Hi, I have a question about best practices for local memory accesses. Section 6.2 of the AMD OpenCL programming guide (v2.4), on page 6-17 reads:
"A simple sequential address pattern, where each work-item reads a float2 value from LDS, generates a conflict-free access pattern on the ATI Radeon™ HD 5870 GPU. Note that a sequential access pattern, where each work-item reads a float4 value from LDS, uses only half the banks on each cycle on the ATI Radeon™ HD 5870 GPU and delivers half the performance of the float access pattern."
The first sentence makes sense to me. I have two questions about the second:
1. Am I correct in assuming that the second sentence makes reference to the first and should read "..delivers only half the performance of the float2 access pattern." ?

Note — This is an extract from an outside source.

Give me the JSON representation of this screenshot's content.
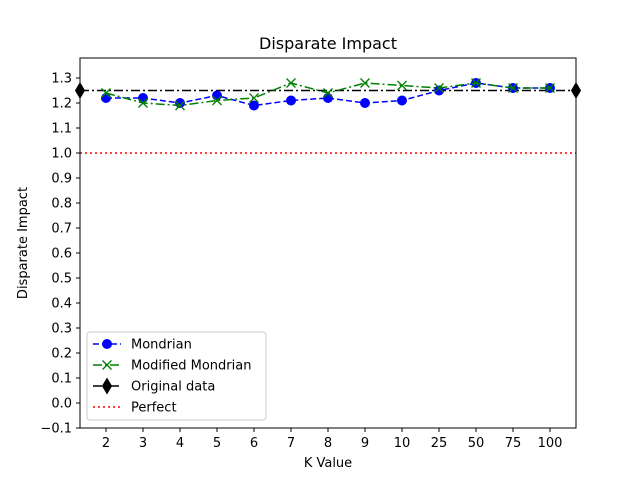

2. I understand that a quarter wavefront accessing float4 values will generate bank conflicts. However, (if my above assumption is correct) how does this deliver only half the performance of a float2 access pattern?
For example, suppose each work-item ultimately needs to access 4 float values. If each reads a float4 straight up, bank conflicts will occur and we'll need 2 cycles (?) to service a quarter wavefront of 16 work-items. However, if each work-item reads a float2, we'll need to use a loop that iterates twice, each time reading a float2 (requiring 1 cycle), yeilding the same (?) total access time of 2 cycles. I'm probably missing something important about how bank conflicts are resolved...
By the way AMD, your documentation is great, and has been immensely helpful thus far. Thanks!